Treasury Secretary Steve Mnuchin’s bank dramatically ramped up its foreclosures of homes owned by senior citizens in the months before he joined President Donald Trump’s administration, according to government data newly released under the Freedom of Information Act.
The revelations from the U.S. Department of Housing and Urban Development come as the agency’s auditors released a new report showing the insurance fund for taxpayer-backed mortgages has been hemorrhaging thanks to foreclosures on reverse mortgages to the elderly. The losses, the report found, were about $14.2 billion.
“It’s absolutely outrageous and completely wrong,” said Julia Weick, an 87-year-old retired secretary who took out an adjustable rate, reverse mortgage on her Maui home. The government-backed loans allow Americans 62 and older to take equity out of their homes.
Weick is suing Financial Freedom Senior Funding over a foreclosure that started with a dispute over which hurricane insurance Weick needed to buy – and an unpaid bill for it. The dispute began in 2015, when Mnuchin headed Financial Freedom’s parent company. The foreclosure followed last May, when he had stepped down but was still a board member and major shareholder. Weick continues to fight the bank in court.

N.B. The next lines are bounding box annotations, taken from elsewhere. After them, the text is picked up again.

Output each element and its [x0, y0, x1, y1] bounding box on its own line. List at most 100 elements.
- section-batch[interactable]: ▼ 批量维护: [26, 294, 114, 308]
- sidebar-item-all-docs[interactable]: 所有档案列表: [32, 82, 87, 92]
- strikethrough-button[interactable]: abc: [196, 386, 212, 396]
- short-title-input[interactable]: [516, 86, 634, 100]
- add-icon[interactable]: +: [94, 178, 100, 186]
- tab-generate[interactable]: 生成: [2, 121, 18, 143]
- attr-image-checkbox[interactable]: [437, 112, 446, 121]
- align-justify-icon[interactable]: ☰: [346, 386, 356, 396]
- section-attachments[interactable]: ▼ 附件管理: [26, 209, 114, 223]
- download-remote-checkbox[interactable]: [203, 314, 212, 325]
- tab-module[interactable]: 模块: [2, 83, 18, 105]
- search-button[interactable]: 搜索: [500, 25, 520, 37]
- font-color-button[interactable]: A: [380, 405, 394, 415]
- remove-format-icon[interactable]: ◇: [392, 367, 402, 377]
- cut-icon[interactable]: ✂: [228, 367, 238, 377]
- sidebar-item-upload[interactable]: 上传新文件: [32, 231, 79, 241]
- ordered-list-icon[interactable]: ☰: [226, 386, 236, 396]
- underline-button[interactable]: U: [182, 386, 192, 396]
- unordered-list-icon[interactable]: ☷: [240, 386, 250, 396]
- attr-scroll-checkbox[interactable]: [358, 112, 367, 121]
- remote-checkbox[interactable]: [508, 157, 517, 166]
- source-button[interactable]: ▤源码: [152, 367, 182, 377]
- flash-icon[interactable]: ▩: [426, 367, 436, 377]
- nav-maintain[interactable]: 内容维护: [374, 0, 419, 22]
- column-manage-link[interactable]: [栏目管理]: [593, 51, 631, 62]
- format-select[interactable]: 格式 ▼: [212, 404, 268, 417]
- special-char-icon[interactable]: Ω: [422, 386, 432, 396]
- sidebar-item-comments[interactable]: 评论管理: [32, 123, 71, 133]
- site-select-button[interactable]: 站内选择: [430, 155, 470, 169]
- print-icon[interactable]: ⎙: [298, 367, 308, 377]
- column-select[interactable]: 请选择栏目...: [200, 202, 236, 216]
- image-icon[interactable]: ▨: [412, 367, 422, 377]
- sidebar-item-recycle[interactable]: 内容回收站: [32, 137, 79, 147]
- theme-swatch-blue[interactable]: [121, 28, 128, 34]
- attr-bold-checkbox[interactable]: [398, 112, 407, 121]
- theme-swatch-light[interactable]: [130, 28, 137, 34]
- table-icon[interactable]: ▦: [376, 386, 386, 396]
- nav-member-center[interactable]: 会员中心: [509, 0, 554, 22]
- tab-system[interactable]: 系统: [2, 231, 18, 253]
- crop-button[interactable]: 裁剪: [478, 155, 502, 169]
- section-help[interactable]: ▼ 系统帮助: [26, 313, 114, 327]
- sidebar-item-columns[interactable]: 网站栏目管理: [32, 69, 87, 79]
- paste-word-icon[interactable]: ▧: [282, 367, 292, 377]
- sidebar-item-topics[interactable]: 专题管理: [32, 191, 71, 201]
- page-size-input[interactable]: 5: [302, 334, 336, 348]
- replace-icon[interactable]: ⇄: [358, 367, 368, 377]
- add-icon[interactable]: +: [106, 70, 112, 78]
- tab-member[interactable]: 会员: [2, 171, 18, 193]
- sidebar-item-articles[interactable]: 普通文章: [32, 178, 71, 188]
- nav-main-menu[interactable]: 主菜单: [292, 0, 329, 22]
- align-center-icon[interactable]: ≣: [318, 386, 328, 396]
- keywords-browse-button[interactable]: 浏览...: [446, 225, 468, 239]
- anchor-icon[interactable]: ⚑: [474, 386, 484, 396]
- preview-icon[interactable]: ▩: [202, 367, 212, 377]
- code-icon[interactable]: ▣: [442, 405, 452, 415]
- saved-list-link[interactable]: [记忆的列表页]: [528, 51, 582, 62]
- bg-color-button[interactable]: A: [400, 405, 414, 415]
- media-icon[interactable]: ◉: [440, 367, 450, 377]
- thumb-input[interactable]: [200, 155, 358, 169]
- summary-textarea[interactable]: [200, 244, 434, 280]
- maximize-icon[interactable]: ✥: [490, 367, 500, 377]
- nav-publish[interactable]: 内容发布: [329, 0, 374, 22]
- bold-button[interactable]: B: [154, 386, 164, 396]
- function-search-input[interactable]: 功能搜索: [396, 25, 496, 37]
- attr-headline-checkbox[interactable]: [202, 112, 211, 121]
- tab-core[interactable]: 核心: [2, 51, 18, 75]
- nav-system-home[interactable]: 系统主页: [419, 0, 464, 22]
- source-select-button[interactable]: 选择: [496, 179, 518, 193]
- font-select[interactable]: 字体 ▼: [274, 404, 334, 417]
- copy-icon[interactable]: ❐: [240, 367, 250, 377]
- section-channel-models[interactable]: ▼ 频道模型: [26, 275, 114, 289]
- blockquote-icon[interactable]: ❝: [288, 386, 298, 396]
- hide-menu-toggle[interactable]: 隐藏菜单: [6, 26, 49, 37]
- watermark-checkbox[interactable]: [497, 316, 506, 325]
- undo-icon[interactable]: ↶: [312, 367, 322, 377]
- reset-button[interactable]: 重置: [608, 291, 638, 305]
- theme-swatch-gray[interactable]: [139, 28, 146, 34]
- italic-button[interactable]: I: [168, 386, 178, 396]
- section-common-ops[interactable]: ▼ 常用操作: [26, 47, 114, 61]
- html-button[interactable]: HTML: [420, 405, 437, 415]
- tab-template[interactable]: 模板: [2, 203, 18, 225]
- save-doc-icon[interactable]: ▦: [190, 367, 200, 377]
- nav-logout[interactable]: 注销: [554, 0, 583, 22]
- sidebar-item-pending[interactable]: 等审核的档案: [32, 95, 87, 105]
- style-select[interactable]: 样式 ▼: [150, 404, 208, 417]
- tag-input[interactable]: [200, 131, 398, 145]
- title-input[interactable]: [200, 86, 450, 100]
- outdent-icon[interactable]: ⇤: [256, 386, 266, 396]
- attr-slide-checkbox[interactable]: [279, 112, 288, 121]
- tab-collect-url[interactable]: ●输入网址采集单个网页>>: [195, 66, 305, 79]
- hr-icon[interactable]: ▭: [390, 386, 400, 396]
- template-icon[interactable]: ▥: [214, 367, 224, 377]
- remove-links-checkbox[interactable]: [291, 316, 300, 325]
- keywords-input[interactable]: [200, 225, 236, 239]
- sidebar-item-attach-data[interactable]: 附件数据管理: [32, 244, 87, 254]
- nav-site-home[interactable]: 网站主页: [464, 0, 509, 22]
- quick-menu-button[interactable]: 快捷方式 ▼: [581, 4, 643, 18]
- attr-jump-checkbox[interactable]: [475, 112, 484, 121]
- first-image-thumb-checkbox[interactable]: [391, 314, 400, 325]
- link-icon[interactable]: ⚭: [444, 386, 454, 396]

The data was requested by two nonprofit groups, the California Reinvestment Coalition and Jacksonville Area Legal Aid. It showed Financial Freedom Senior Funding foreclosed on 6,990 homes between April and December 2016, an average of 777 per month. That compared to an average of 193 foreclosures per month over the previous seven years.
Financial Freedom was a division of the Mnuchin-run OneWest Bank, which merged with the CIT Group in 2015. Mnuchin stayed on, serving on the company’s board of directors until Trump appointed him to head the U.S. Department of the Treasury last December.
In May, the company paid $89 million to settle claims brought by the Department of Justice that it had bilked taxpayers out of mortgage insurance through fraudulent foreclosures.
Reveal from The Center for Investigative Reporting attempted to contact Mnuchin through the Treasury Department’s press office but received no response by publication time.
Asked to comment on its escalating number of foreclosures and the weakened state of the government insurance fund, CIT spokeswoman Gina Proia provided this statement via email: “We service reverse mortgage loans in accordance with HUD guidelines and when there are changes to those guidelines, we adapt our process to align with the requirements.”
After being sworn in as treasury secretary, Mnuchin sold his stock in the company, taking in at least $38 million – and perhaps as much as $162 million – according to documents on file with the Office of Government Ethics. He also received $11 million in severance.
HUD spokesman Brian Sullivan said the auditor’s report showed the number of reverse-mortgage foreclosures was putting financial pressure on the Federal Housing Administration’s insurance fund. That trend was in turn leading to higher insurance fees on all FHA mortgages, including the agency’s flagship program that helps working-class, first-time homebuyers.
“This smaller reverse-mortgage program is putting an economic drain on the entire fund,” he said. Mortgages for the elderly, Sullivan said, are essentially “being subsidized by younger borrowers just starting out in homeownership. There are fairness questions and risk questions.”
Nevertheless, Sullivan said he doubted that there had actually been a spike in foreclosures last year and accused the community groups who obtained the data of “mixing apples and oranges” in their analysis. CIT, however, did not dispute the figures.
The groups compared data they received through FOIA last year, which showed 16,220 foreclosures by Financial Freedom between April 2009 and April 2016, with newly released data that covered April 2009 to December 2016. It showed 23,210 foreclosures. The difference between the two was 6,990 in nine months, or an average of 777 a month.
“It doesn’t seem like they know what is behind the huge increase in foreclosures,” Kevin Stein, deputy director of the California Reinvestment Coalition said of HUD. “This is concerning as they are the regulator.”
Sullivan also argued that there were few cases like Weick’s – where a foreclosure occurred because of a dispute over insurance or property tax. In nearly all cases, he said, reverse-mortgage foreclosures took place because the borrower died.
But Stein, of the California Reinvestment Coalition, doesn’t buy that explanation.
“This flies in the face of attorneys and advocates who see people being foreclosed on,” he said, “and it runs counter to HUD’s own data showing 90,000 borrowers were behind on taxes or insurance this year.”
And, Stein added, HUD’s pushback failed to consider cases where a surviving spouse or family member sought to purchase the home after the borrower died, a right that is protected by the law that governs reverse mortgages.
Meanwhile, the investment firm that bought Financial Freedom as part of its merger with Mnuchin’s OneWest Bank is moving on from the reverse-mortgage business.
In October, CIT announced it was selling Financial Freedom for an undisclosed sum to an undisclosed buyer. Contacted for this story, Proia, the CIT spokeswoman, declined to elaborate. According to a company press release, the deal is likely to be completed in the second quarter of 2018.